The bill was set for consideration Tuesday morning in a state Senate committee, but the chairman says he decided to not take a vote because a consensus couldn’t be reached over its wording.
Bills targeting hate crimes have failed in recent years and Indiana is one of just five states without laws against crimes motivated by factors such as race, gender, religion and sexual orientation.
Republican legislative leaders had voiced support for the measure, but social conservatives against it argued hate crime laws create special protected classes that treat victims of similar crimes differently. Supporters maintained the lack of such a law makes Indiana look backward.
Indiana Senate President Pro Tem David Long (R-Fort Wayne) issued this statement:
“In the end, we were unable to come to a consensus on how to approach this issue. Some members felt that making a list in Indiana code would inevitably leave someone off, some felt the bill was fine as it was, and some felt that Indiana code already allows the aggravator concept to apply in a bias-crime situation, which is true.
“The Indiana Supreme Court, in its ruling in the case of Witmer v. State, found Indiana’s sentencing statute allows a court to punish bias crimes more severely by allowing judges to consider any factor they see fit, which would include things like race or gender identity.
“For those reasons, many members of our caucus feel that there is justification for not moving Sen. Glick’s bill forward at this time. I have no doubt the General Assembly will continue to discuss this issue moving forward, but that conversation will now have to wait until next year.”
State Rep. Cherrish Pryor (D-Indianapolis), chair of the Indiana Black Legislative Caucus (IBLC), issued this statement:
“Today, the people of Indiana were let down.
“The Senate has made it clear that it does not matter if a person is harmed because their attackers were upset that they had a different race, color, creed, disability, national origin, religion, sexual orientation, gender, or gender identity. They will not get the justice they deserve because some in the Senate cannot face their responsibility to protect all Hoosiers. They prefer to delay and put off decisions until another day.
“How many more people will be harmed while they dawdle? Will it require our own version of Charlottesville before those in power will be compelled to finally act?
“Bias crimes legislation sends a clear message that communities deserve justice for the evil acts of a prejudiced few. Polling indicates that the people of this state support a law of this type by a large margin.
“But none of that matters. Indiana remains one of only five states in this country that does not see the need for a hate crimes law.
“We are elected to make the hard decisions and take the lead in protecting all Hoosiers. IBLC members have worked on hate crimes legislation for years. We were hoping that all of our colleagues would join in that effort this year.
“This is a shameful day, but the IBLC believes we will win this fight eventually. Our cause is just, and we will prevail.”

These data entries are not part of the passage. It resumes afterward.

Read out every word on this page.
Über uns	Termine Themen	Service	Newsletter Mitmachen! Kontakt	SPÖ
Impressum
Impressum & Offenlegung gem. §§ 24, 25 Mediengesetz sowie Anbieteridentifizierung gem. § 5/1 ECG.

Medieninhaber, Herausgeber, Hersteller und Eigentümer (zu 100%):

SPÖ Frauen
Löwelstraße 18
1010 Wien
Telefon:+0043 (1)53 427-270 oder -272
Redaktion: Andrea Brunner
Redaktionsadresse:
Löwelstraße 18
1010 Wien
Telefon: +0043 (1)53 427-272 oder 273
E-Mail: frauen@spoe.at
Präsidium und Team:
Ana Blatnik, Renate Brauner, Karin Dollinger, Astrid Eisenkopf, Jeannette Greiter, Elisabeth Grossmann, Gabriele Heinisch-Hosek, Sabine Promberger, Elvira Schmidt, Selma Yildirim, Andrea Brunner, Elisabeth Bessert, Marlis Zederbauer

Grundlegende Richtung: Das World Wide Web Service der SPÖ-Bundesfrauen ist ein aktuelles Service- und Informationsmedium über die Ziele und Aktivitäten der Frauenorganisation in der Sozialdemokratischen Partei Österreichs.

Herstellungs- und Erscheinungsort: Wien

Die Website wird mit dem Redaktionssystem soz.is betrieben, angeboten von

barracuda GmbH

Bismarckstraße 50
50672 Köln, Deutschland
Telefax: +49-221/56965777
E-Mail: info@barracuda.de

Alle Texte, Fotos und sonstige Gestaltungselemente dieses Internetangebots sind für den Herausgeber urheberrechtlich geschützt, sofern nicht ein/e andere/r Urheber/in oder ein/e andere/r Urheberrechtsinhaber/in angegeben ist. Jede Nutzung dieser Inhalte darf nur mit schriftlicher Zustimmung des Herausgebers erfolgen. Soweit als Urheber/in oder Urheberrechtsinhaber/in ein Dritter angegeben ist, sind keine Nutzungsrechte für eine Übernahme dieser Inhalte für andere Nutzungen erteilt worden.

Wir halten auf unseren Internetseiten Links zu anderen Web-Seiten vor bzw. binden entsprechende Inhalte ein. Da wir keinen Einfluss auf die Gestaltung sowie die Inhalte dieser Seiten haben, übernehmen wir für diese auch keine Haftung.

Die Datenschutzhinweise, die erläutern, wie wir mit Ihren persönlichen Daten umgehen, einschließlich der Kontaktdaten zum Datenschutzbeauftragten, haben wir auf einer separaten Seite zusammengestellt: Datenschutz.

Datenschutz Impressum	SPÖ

Marion County Prosecutor Terry Curry issued this statement:
“I am exceedingly disappointed that the legislature has again failed to act on a hate crimes bill.
“Hate motivated crimes will continue to occur in our state. How we collectively identify and address those crimes should be clear and direct. We will not tolerate the targeting of fellow individuals due to their race, religion, sexual orientation, or other characteristic.
“There is statewide support for Indiana joining with the 45 other states and federal government where hate crime laws have been enacted. This support is apparent not only through public statements and legislative testimony, but also by a recent poll where 65 percent of respondents favored such a law in our state.
“Despite today’s setback, we will continue to work for explicit recognition of hate motivated crimes and the ability to appropriately address those crimes in Indiana’s criminal code.”